Our one new apple is from the Prairie Magic tree; the other two are harolson and royal duchess. Our old apple tree has fruit growing. I need to get a plastic jug of "stuff" hung in it to deter the worms. The "stuff" recipe has to be found but it contains things like sugar and apple cider vinegar or something like that. I'll ask my friend, Bev.
Also growing are raspberries! My small patch that started with transplants from friend Amy last fall was a bit overgrown this year but after a little work its coming around. I'm thinking of buying some new plants and filling in the bare spots. The gooseberry bush looks good after being cut back and cleaned out, however haven't seen much fruit yet. Plums are small but ample.
Wednesday, June 30, 2010
Erbert and Gerbert enjoying the great outdoors. These two had run of the pasture getting good excercise and fresh air making for two happy pigs.

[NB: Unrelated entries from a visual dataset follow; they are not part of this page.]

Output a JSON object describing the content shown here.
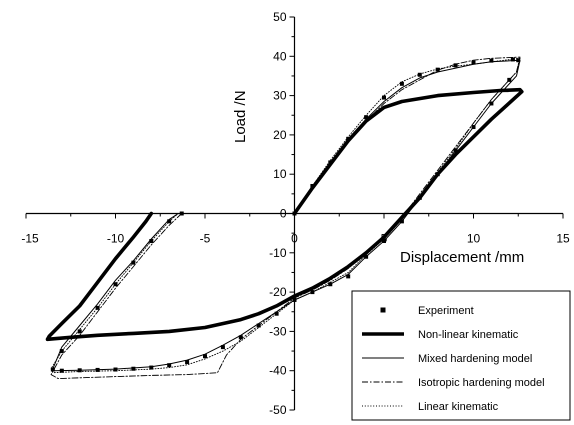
{
  "chart_data": {
    "type": "line",
    "title": "",
    "xlabel": "Displacement /mm",
    "ylabel": "Load /N",
    "xlim": [
      -15,
      15
    ],
    "ylim": [
      -50,
      50
    ],
    "xticks": [
      -15,
      -10,
      -5,
      0,
      5,
      10,
      15
    ],
    "yticks": [
      -50,
      -40,
      -30,
      -20,
      -10,
      0,
      10,
      20,
      30,
      40,
      50
    ],
    "grid": false,
    "legend_position": "bottom-right",
    "series": [
      {
        "name": "Experiment",
        "style": "markers",
        "points": [
          [
            0,
            0
          ],
          [
            1,
            7
          ],
          [
            2,
            13
          ],
          [
            3,
            19
          ],
          [
            4,
            24.5
          ],
          [
            5,
            29.5
          ],
          [
            6,
            33
          ],
          [
            7,
            35.3
          ],
          [
            8,
            36.6
          ],
          [
            9,
            37.7
          ],
          [
            10,
            38.4
          ],
          [
            11,
            38.9
          ],
          [
            12.2,
            39.2
          ],
          [
            12.5,
            39
          ],
          [
            12,
            34
          ],
          [
            11,
            28
          ],
          [
            10,
            22
          ],
          [
            9,
            16
          ],
          [
            8,
            10
          ],
          [
            7,
            4
          ],
          [
            6,
            -2
          ],
          [
            5,
            -7
          ],
          [
            4,
            -11
          ],
          [
            3,
            -16
          ],
          [
            2,
            -18
          ],
          [
            1,
            -20
          ],
          [
            0,
            -22
          ],
          [
            -1,
            -25.5
          ],
          [
            -2,
            -28.5
          ],
          [
            -3,
            -31.5
          ],
          [
            -4,
            -34
          ],
          [
            -5,
            -36.3
          ],
          [
            -6,
            -37.8
          ],
          [
            -7,
            -38.6
          ],
          [
            -8,
            -39.2
          ],
          [
            -9,
            -39.5
          ],
          [
            -10,
            -39.7
          ],
          [
            -11,
            -39.8
          ],
          [
            -12,
            -39.9
          ],
          [
            -13,
            -40
          ],
          [
            -13.5,
            -39.7
          ],
          [
            -13,
            -35
          ],
          [
            -12,
            -30
          ],
          [
            -11,
            -24
          ],
          [
            -10,
            -18
          ],
          [
            -9,
            -12.5
          ],
          [
            -8,
            -7
          ],
          [
            -7,
            -2
          ],
          [
            -6.3,
            0
          ]
        ]
      },
      {
        "name": "Non-linear kinematic",
        "style": "thick",
        "points": [
          [
            0,
            0
          ],
          [
            1,
            6.5
          ],
          [
            2,
            12.5
          ],
          [
            3,
            18.5
          ],
          [
            4,
            23.5
          ],
          [
            5,
            27
          ],
          [
            6,
            28.5
          ],
          [
            8,
            30
          ],
          [
            10,
            30.8
          ],
          [
            11.5,
            31.3
          ],
          [
            12.6,
            31.5
          ],
          [
            12.7,
            31
          ],
          [
            11,
            24
          ],
          [
            9,
            15
          ],
          [
            8,
            10
          ],
          [
            7,
            4
          ],
          [
            6,
            -1
          ],
          [
            5,
            -6
          ],
          [
            4,
            -10
          ],
          [
            3,
            -13.5
          ],
          [
            2,
            -16.5
          ],
          [
            1,
            -19
          ],
          [
            0,
            -21
          ],
          [
            -1,
            -23.5
          ],
          [
            -2,
            -25.5
          ],
          [
            -3,
            -27
          ],
          [
            -5,
            -29
          ],
          [
            -7,
            -30
          ],
          [
            -9,
            -30.5
          ],
          [
            -11,
            -31
          ],
          [
            -12.5,
            -31.5
          ],
          [
            -13.8,
            -32
          ],
          [
            -13.7,
            -31.2
          ],
          [
            -13,
            -28
          ],
          [
            -12,
            -23.5
          ],
          [
            -11,
            -17.5
          ],
          [
            -10,
            -11.5
          ],
          [
            -9,
            -6
          ],
          [
            -8.3,
            -2
          ],
          [
            -8,
            0
          ]
        ]
      },
      {
        "name": "Mixed hardening model",
        "style": "solid",
        "points": [
          [
            0,
            0
          ],
          [
            1,
            6.8
          ],
          [
            2,
            13
          ],
          [
            3,
            19
          ],
          [
            4,
            24
          ],
          [
            5,
            28.5
          ],
          [
            6,
            32
          ],
          [
            7,
            34.5
          ],
          [
            8,
            36
          ],
          [
            9,
            37
          ],
          [
            10,
            38
          ],
          [
            11,
            38.6
          ],
          [
            12.6,
            39
          ],
          [
            12.4,
            35
          ],
          [
            11,
            28
          ],
          [
            10,
            22
          ],
          [
            9,
            16
          ],
          [
            8,
            10
          ],
          [
            7,
            4
          ],
          [
            6,
            -2
          ],
          [
            5,
            -7
          ],
          [
            4,
            -11
          ],
          [
            3,
            -15.5
          ],
          [
            2,
            -18
          ],
          [
            1,
            -20
          ],
          [
            0,
            -22
          ],
          [
            -1,
            -25
          ],
          [
            -2,
            -28
          ],
          [
            -3,
            -31
          ],
          [
            -4,
            -33.5
          ],
          [
            -5,
            -35.8
          ],
          [
            -6,
            -37.3
          ],
          [
            -7,
            -38.3
          ],
          [
            -8,
            -39
          ],
          [
            -10,
            -39.6
          ],
          [
            -12,
            -39.9
          ],
          [
            -13.5,
            -40
          ],
          [
            -13.5,
            -39.5
          ],
          [
            -13,
            -34
          ],
          [
            -12,
            -28.5
          ],
          [
            -11,
            -23
          ],
          [
            -10,
            -17
          ],
          [
            -9,
            -12
          ],
          [
            -8,
            -6.5
          ],
          [
            -7,
            -1.5
          ],
          [
            -6.5,
            0
          ]
        ]
      },
      {
        "name": "Isotropic hardening model",
        "style": "dashdot",
        "points": [
          [
            0,
            0
          ],
          [
            1,
            6.5
          ],
          [
            2,
            12.5
          ],
          [
            3,
            18.5
          ],
          [
            4,
            23.5
          ],
          [
            5,
            28
          ],
          [
            6,
            31.5
          ],
          [
            7,
            34
          ],
          [
            8,
            36.5
          ],
          [
            9,
            38
          ],
          [
            10,
            39
          ],
          [
            11,
            39.5
          ],
          [
            12.6,
            39.8
          ],
          [
            12.4,
            36
          ],
          [
            11,
            29
          ],
          [
            10,
            23
          ],
          [
            9,
            17
          ],
          [
            8,
            11
          ],
          [
            7,
            5
          ],
          [
            6,
            -1
          ],
          [
            5,
            -6
          ],
          [
            4,
            -10
          ],
          [
            3,
            -14
          ],
          [
            2,
            -17
          ],
          [
            1,
            -19.5
          ],
          [
            0,
            -21.5
          ],
          [
            -1,
            -25
          ],
          [
            -2,
            -28.5
          ],
          [
            -3,
            -32
          ],
          [
            -3.8,
            -36
          ],
          [
            -4.3,
            -40.5
          ],
          [
            -6,
            -41
          ],
          [
            -8,
            -41.2
          ],
          [
            -10,
            -41.5
          ],
          [
            -12,
            -41.8
          ],
          [
            -13.2,
            -42
          ],
          [
            -13.6,
            -41
          ],
          [
            -13,
            -36
          ],
          [
            -12,
            -31
          ],
          [
            -11,
            -25
          ],
          [
            -10,
            -19
          ],
          [
            -9,
            -13.5
          ],
          [
            -8,
            -8
          ],
          [
            -7,
            -3
          ],
          [
            -6.3,
            0
          ]
        ]
      },
      {
        "name": "Linear kinematic",
        "style": "dotted",
        "points": [
          [
            0,
            0
          ],
          [
            1,
            7
          ],
          [
            2,
            13.5
          ],
          [
            3,
            19.5
          ],
          [
            4,
            25
          ],
          [
            5,
            30
          ],
          [
            6,
            33.5
          ],
          [
            7,
            35.5
          ],
          [
            8,
            36.8
          ],
          [
            9,
            37.5
          ],
          [
            10,
            38
          ],
          [
            11,
            38.6
          ],
          [
            12.6,
            39.5
          ],
          [
            12.4,
            36
          ],
          [
            11,
            29
          ],
          [
            10,
            23
          ],
          [
            9,
            16.5
          ],
          [
            8,
            10.5
          ],
          [
            7,
            4.5
          ],
          [
            6,
            -1.5
          ],
          [
            5,
            -6.5
          ],
          [
            4,
            -10.5
          ],
          [
            3,
            -15
          ],
          [
            2,
            -17.5
          ],
          [
            1,
            -20
          ],
          [
            0,
            -22
          ],
          [
            -1,
            -25.5
          ],
          [
            -2,
            -29
          ],
          [
            -3,
            -32.5
          ],
          [
            -4,
            -35
          ],
          [
            -5,
            -37
          ],
          [
            -6,
            -38.5
          ],
          [
            -7,
            -39.2
          ],
          [
            -8,
            -39.6
          ],
          [
            -10,
            -40
          ],
          [
            -12,
            -40.2
          ],
          [
            -13.5,
            -40.5
          ],
          [
            -13.6,
            -39.5
          ],
          [
            -13,
            -35
          ],
          [
            -12,
            -29.5
          ],
          [
            -11,
            -24
          ],
          [
            -10,
            -18
          ],
          [
            -9,
            -12.5
          ],
          [
            -8,
            -7
          ],
          [
            -7,
            -2
          ],
          [
            -6.5,
            0
          ]
        ]
      }
    ]
  }
}
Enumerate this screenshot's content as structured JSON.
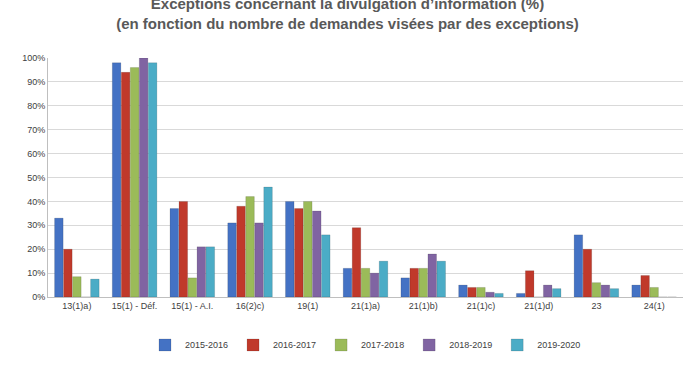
{
  "chart_data": {
    "type": "bar",
    "title": "Exceptions concernant la divulgation d’information (%)",
    "subtitle": "(en fonction du nombre de demandes visées par des exceptions)",
    "categories": [
      "13(1)a)",
      "15(1) - Déf.",
      "15(1) - A.I.",
      "16(2)c)",
      "19(1)",
      "21(1)a)",
      "21(1)b)",
      "21(1)c)",
      "21(1)d)",
      "23",
      "24(1)"
    ],
    "series": [
      {
        "name": "2015-2016",
        "color": "#4472c4",
        "values": [
          33,
          98,
          37,
          31,
          40,
          12,
          8,
          5,
          1.5,
          26,
          5
        ]
      },
      {
        "name": "2016-2017",
        "color": "#c0392b",
        "values": [
          20,
          94,
          40,
          38,
          37,
          29,
          12,
          4,
          11,
          20,
          9
        ]
      },
      {
        "name": "2017-2018",
        "color": "#9bbb59",
        "values": [
          8.5,
          96,
          8,
          42,
          40,
          12,
          12,
          4,
          0,
          6,
          4
        ]
      },
      {
        "name": "2018-2019",
        "color": "#8064a2",
        "values": [
          0,
          100,
          21,
          31,
          36,
          10,
          18,
          2,
          5,
          5,
          0
        ]
      },
      {
        "name": "2019-2020",
        "color": "#4bacc6",
        "values": [
          7.5,
          98,
          21,
          46,
          26,
          15,
          15,
          1.5,
          3.5,
          3.5,
          0
        ]
      }
    ],
    "ylim": [
      0,
      100
    ],
    "yticks": [
      {
        "value": 0,
        "label": "0%"
      },
      {
        "value": 10,
        "label": "10%"
      },
      {
        "value": 20,
        "label": "20%"
      },
      {
        "value": 30,
        "label": "30%"
      },
      {
        "value": 40,
        "label": "40%"
      },
      {
        "value": 50,
        "label": "50%"
      },
      {
        "value": 60,
        "label": "60%"
      },
      {
        "value": 70,
        "label": "70%"
      },
      {
        "value": 80,
        "label": "80%"
      },
      {
        "value": 90,
        "label": "90%"
      },
      {
        "value": 100,
        "label": "100%"
      }
    ],
    "grid": true,
    "legend": "bottom"
  }
}
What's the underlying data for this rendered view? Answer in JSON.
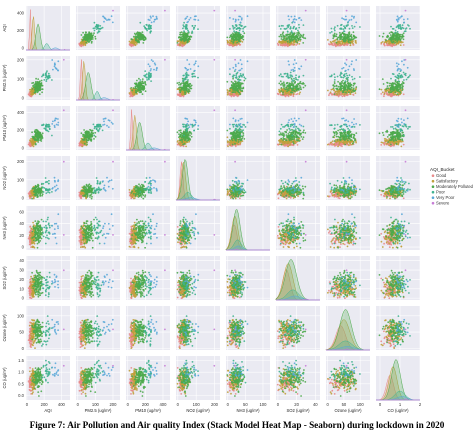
{
  "caption": "Figure 7: Air Pollution and Air quality Index  (Stack Model Heat Map - Seaborn) during lockdown in 2020",
  "chart_data": {
    "type": "scatter",
    "variables": [
      "AQI",
      "PM2.5 (ug/m³)",
      "PM10 (ug/m³)",
      "NO2 (ug/m³)",
      "NH3 (ug/m³)",
      "SO2 (ug/m³)",
      "Ozone (ug/m³)",
      "CO (ug/m³)"
    ],
    "x_ticks": [
      [
        "0",
        "200",
        "400"
      ],
      [
        "0",
        "100",
        "200"
      ],
      [
        "0",
        "200",
        "400"
      ],
      [
        "0",
        "100",
        "200"
      ],
      [
        "0",
        "50",
        "100"
      ],
      [
        "0",
        "20",
        "40"
      ],
      [
        "0",
        "50",
        "100"
      ],
      [
        "0",
        "1",
        "2"
      ]
    ],
    "y_ticks": [
      [
        "0",
        "200",
        "400"
      ],
      [
        "0",
        "100",
        "200"
      ],
      [
        "0",
        "200",
        "400"
      ],
      [
        "0",
        "100",
        "200"
      ],
      [
        "0",
        "20",
        "40",
        "60"
      ],
      [
        "0",
        "10",
        "20",
        "30",
        "40"
      ],
      [
        "0",
        "50",
        "100"
      ],
      [
        "0.0",
        "0.5",
        "1.0",
        "1.5"
      ]
    ],
    "ranges": [
      [
        -10,
        500
      ],
      [
        -10,
        240
      ],
      [
        -20,
        480
      ],
      [
        -10,
        230
      ],
      [
        -5,
        120
      ],
      [
        -2,
        45
      ],
      [
        -5,
        130
      ],
      [
        -0.2,
        2.0
      ]
    ],
    "y_ranges": [
      [
        -20,
        480
      ],
      [
        -10,
        220
      ],
      [
        -20,
        470
      ],
      [
        -10,
        230
      ],
      [
        -5,
        70
      ],
      [
        -2,
        45
      ],
      [
        -5,
        130
      ],
      [
        -0.2,
        1.7
      ]
    ],
    "legend_title": "AQI_Bucket",
    "legend_position": "right",
    "categories": [
      {
        "name": "Good",
        "color": "#e88b8b"
      },
      {
        "name": "Satisfactory",
        "color": "#c0a03c"
      },
      {
        "name": "Moderately Polluted",
        "color": "#4daa4d"
      },
      {
        "name": "Poor",
        "color": "#3fb38f"
      },
      {
        "name": "Very Poor",
        "color": "#5aa8d8"
      },
      {
        "name": "Severe",
        "color": "#c77dd6"
      }
    ],
    "centers": [
      [
        40,
        20,
        45,
        20,
        18,
        9,
        40,
        0.5
      ],
      [
        75,
        35,
        80,
        30,
        20,
        11,
        50,
        0.65
      ],
      [
        130,
        60,
        135,
        40,
        25,
        14,
        55,
        0.8
      ],
      [
        230,
        110,
        230,
        55,
        28,
        16,
        55,
        1.0
      ],
      [
        330,
        150,
        300,
        70,
        30,
        18,
        60,
        1.1
      ],
      [
        440,
        200,
        420,
        200,
        25,
        30,
        60,
        1.3
      ]
    ],
    "spreads": [
      [
        8,
        5,
        10,
        8,
        8,
        4,
        15,
        0.18
      ],
      [
        14,
        8,
        18,
        12,
        9,
        5,
        18,
        0.2
      ],
      [
        25,
        15,
        30,
        15,
        10,
        6,
        18,
        0.22
      ],
      [
        25,
        12,
        30,
        20,
        10,
        6,
        20,
        0.25
      ],
      [
        30,
        18,
        40,
        25,
        10,
        6,
        20,
        0.25
      ],
      [
        5,
        5,
        10,
        5,
        3,
        2,
        5,
        0.05
      ]
    ],
    "counts": [
      60,
      90,
      120,
      30,
      12,
      1
    ],
    "grid": true
  }
}
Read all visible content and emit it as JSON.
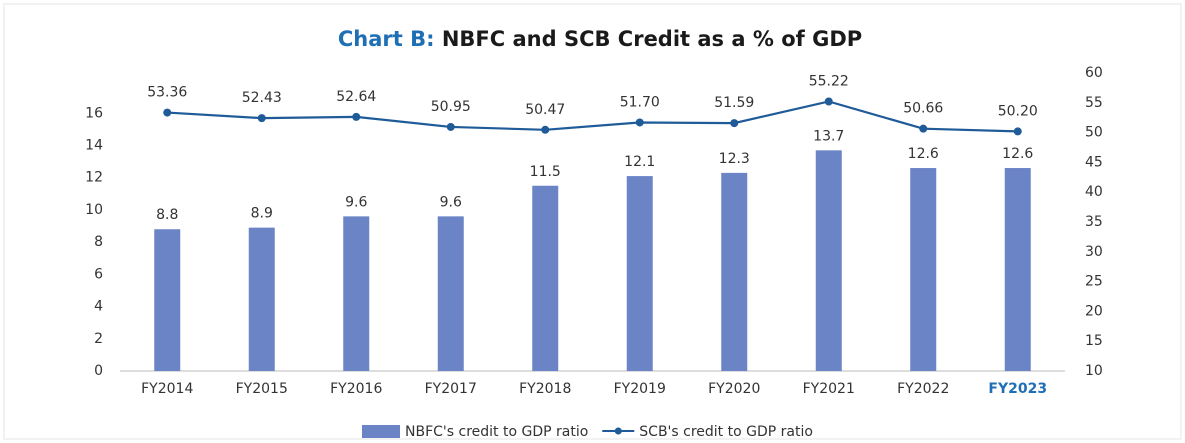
{
  "chart_data": {
    "type": "bar",
    "title": [
      "Chart B:",
      "NBFC and SCB Credit as a % of GDP"
    ],
    "categories": [
      "FY2014",
      "FY2015",
      "FY2016",
      "FY2017",
      "FY2018",
      "FY2019",
      "FY2020",
      "FY2021",
      "FY2022",
      "FY2023"
    ],
    "series": [
      {
        "name": "NBFC's credit to GDP ratio",
        "type": "bar",
        "color": "#6b84c6",
        "values": [
          8.8,
          8.9,
          9.6,
          9.6,
          11.5,
          12.1,
          12.3,
          13.7,
          12.6,
          12.6
        ]
      },
      {
        "name": "SCB's credit to GDP ratio",
        "type": "line",
        "axis": "y2",
        "color": "#1f5b98",
        "values": [
          53.36,
          52.43,
          52.64,
          50.95,
          50.47,
          51.7,
          51.59,
          55.22,
          50.66,
          50.2
        ],
        "value_labels": [
          "53.36",
          "52.43",
          "52.64",
          "50.95",
          "50.47",
          "51.70",
          "51.59",
          "55.22",
          "50.66",
          "50.20"
        ]
      }
    ],
    "ylim": [
      0,
      18.5
    ],
    "yticks": [
      0,
      2,
      4,
      6,
      8,
      10,
      12,
      14,
      16
    ],
    "y2lim": [
      10,
      60
    ],
    "y2ticks": [
      10,
      15,
      20,
      25,
      30,
      35,
      40,
      45,
      50,
      55,
      60
    ],
    "legend": "bottom"
  }
}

These pigs were fed whey - the by-product of our cheese-making projects. We now are grateful for a freezer full of very healthy, good-tasting pork and plan to get two more feeder pigs to begin the 5-month process again.
Friday, June 11, 2010
All they do is make noise! But they sure are cute.
The Turkey Poults arrived last Thursday morning. We had the chicken coop all cleaned out (thanks to Elizabeth), the heat lamp hooked up, water and feed ready to go. The poults come in a small box with a divider; Blue Slate breed on one side and Narragansett on the other. Each poult has to be hand-delivered to the water and feed so they know where to find these on their own. And then we check on them often so see how its going.
Last year we had amazing success with receiving 11 birds and ending up with 11 at the end of the season. This year is more to the norm with already losing 6 out of 22 birds. Things seem to be settling down in the coop now so we hope to keep all the rest.
When we first researched raising turkeys, we read the statement that for the first 6 weeks its hard to keep them alive, after that its hard to kill 'em. At this early stage they are quite fragile. But we'll keep checking on them and are looking forward to the day we can let them go outside, and they can start roaming around. Last year we had so much fun watching the birds and listening to them. What a funny bird! And of course we look forward to late November when they all go to the processor and then to the customer for great turkey dinners!